Centurion would be the best area to house the country’s parliament because it is easily accessible.
This is according to MTO Town Planners director Mauritz Oosthuizen, who was reacting to the announcement by Speaker Baleka Mbete who told members of parliament that a service provider had been appointed to conduct a feasibility study on moving the national legislature to Pretoria.
Mbete said Pamoja (Pty) Ltd had also been appointed to conduct a six-month socioeconomic and impact study starting this month.
Oosthuizen says when parliament considers the move to the capital city, government first needs to identify vacant land should they want to erect a new building.
“Alternatively, an old government building could be renovated and refurbished. However, Centurion would be the best place if there is available land.”
He said Centurion was close to the N1 highway and is in close proximity to the Waterkloof Air Force Base, various hotels and restaurants.
“If government’s plan of building a convention centre does not pan out, Centurion is a great place to erect parliament.”
Tshwane mayor Solly Msimanga said it would be premature for him to comment on a feasibility study of moving parliament. He said according to Section 42(6) of the constitution, this determination rests with parliament.
“Nevertheless, I think it would be an expensive exercise given the fiscal climate in which the country finds itself.
“But ultimately this decision rests squarely with parliament and, whatever the national legislature decides following an exhaustive feasibility study, we will enter into engagements at that point.”

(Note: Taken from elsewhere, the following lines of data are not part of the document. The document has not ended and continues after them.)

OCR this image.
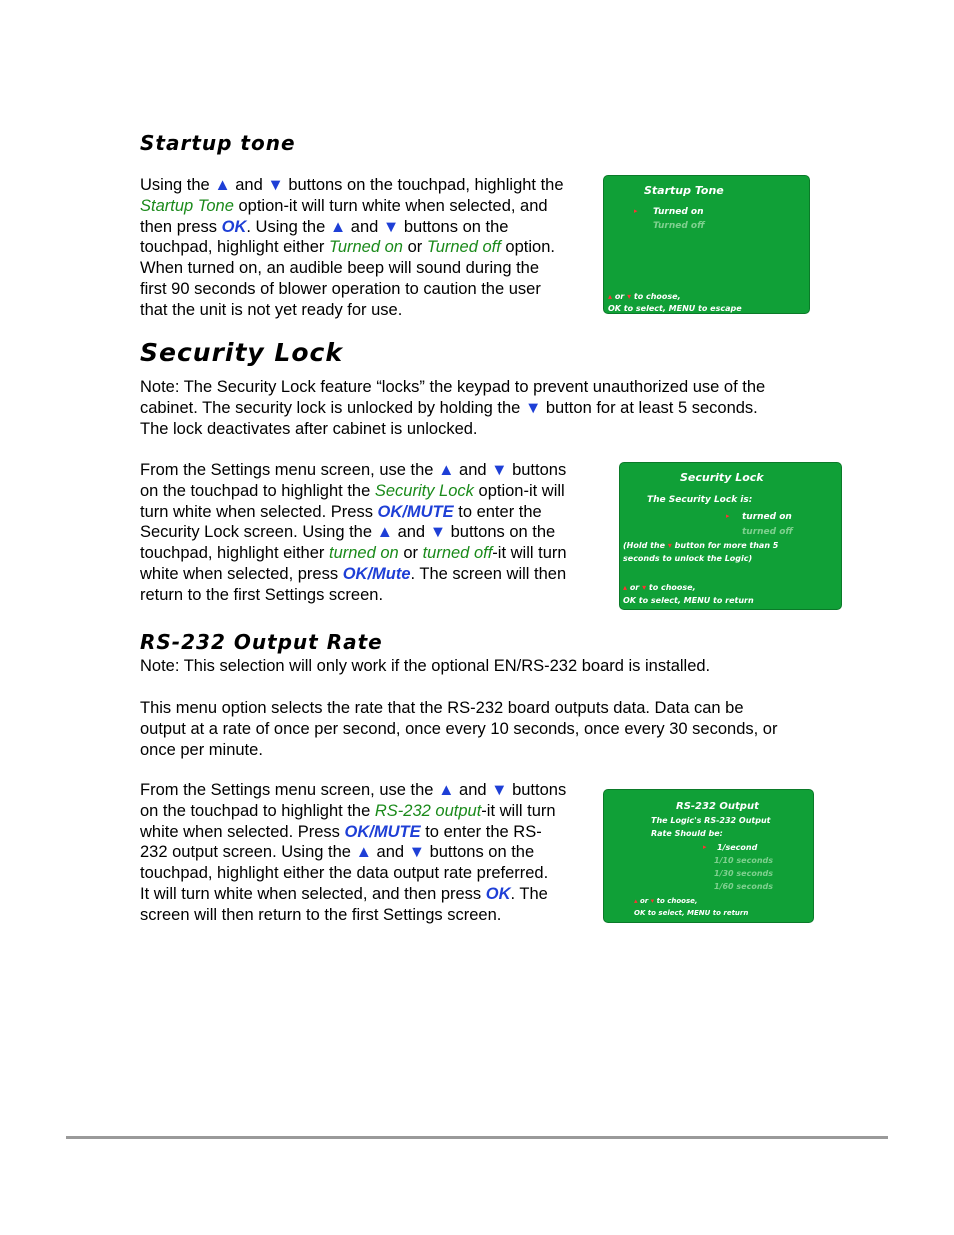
Startup tone

Using the ▲ and ▼ buttons on the touchpad, highlight the

Startup Tone option-it will turn white when selected, and

then press OK. Using the ▲ and ▼ buttons on the

touchpad, highlight either Turned on or Turned off option.

When turned on, an audible beep will sound during the

first 90 seconds of blower operation to caution the user

that the unit is not yet ready for use.

Startup Tone
▸ Turned on
Turned off
▴ or ▾ to choose,
OK to select, MENU to escape
Security Lock

Note: The Security Lock feature “locks” the keypad to prevent unauthorized use of the

cabinet. The security lock is unlocked by holding the ▼ button for at least 5 seconds.

The lock deactivates after cabinet is unlocked.

From the Settings menu screen, use the ▲ and ▼ buttons

on the touchpad to highlight the Security Lock option-it will

turn white when selected. Press OK/MUTE to enter the

Security Lock screen. Using the ▲ and ▼ buttons on the

touchpad, highlight either turned on or turned off-it will turn

white when selected, press OK/Mute. The screen will then

return to the first Settings screen.

Security Lock
The Security Lock is:
▸ turned on
turned off
(Hold the ▾ button for more than 5
seconds to unlock the Logic)
▴ or ▾ to choose,
OK to select, MENU to return
RS-232 Output Rate

Note: This selection will only work if the optional EN/RS-232 board is installed.

This menu option selects the rate that the RS-232 board outputs data. Data can be

output at a rate of once per second, once every 10 seconds, once every 30 seconds, or

once per minute.

From the Settings menu screen, use the ▲ and ▼ buttons

on the touchpad to highlight the RS-232 output-it will turn

white when selected. Press OK/MUTE to enter the RS-

232 output screen. Using the ▲ and ▼ buttons on the

touchpad, highlight either the data output rate preferred.

It will turn white when selected, and then press OK. The

screen will then return to the first Settings screen.

RS-232 Output
The Logic's RS-232 Output
Rate Should be:
▸ 1/second
1/10 seconds
1/30 seconds
1/60 seconds
▴ or ▾ to choose,
OK to select, MENU to return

Real estate experts said if parliament moved to Pretoria, there would be a high demand for property and prices might rise.
One expert said it would be of great benefit to the property market as a whole, depending on where parliament would relocate to – Pretoria or Centurion.
Another said with any new and big development came a rise in prices for other developments, such as in the case of Menlyn Maine Casino.
DA chief whip John Steenhuisen said the budget for moving parliament would run into billions.
This is not the first proposal to relocate the National Assembly from Cape Town to Pretoria. It was first communicated in 1995, but was shelved after strong opposition from the governing ANC in the Western Cape.
What this move will mean:
- A member of parliament currently has two houses and two cars but when parliament moves to Pretoria, they will no longer need a house and car in Cape Town;
- One seat of government would also save on travel costs and time.
Various departments had previously been allocated responsibility to do feasibility studies on the matter, in 1995, 1997 and 2011.
- The department of public works was tasked by Cabinet to investigate the merits of relocation;
- National Treasury was tasked with looking into the financial and budgetary implications;
- The department of justice and constitutional development was looking at legislative requirements and processes;
- The department of public service and administration was looking into the administrative and human capital implications;
- The transport department was looking into the logistics and transport implications;
- The SA Police Service was leading an investigation into the safety implications;
- The department of labour was looking at the human resource implications;
- Public works was also looking at accommodation service to parliament, and it did a needs analysis and the space audits conducted in the 2006/07 financial year.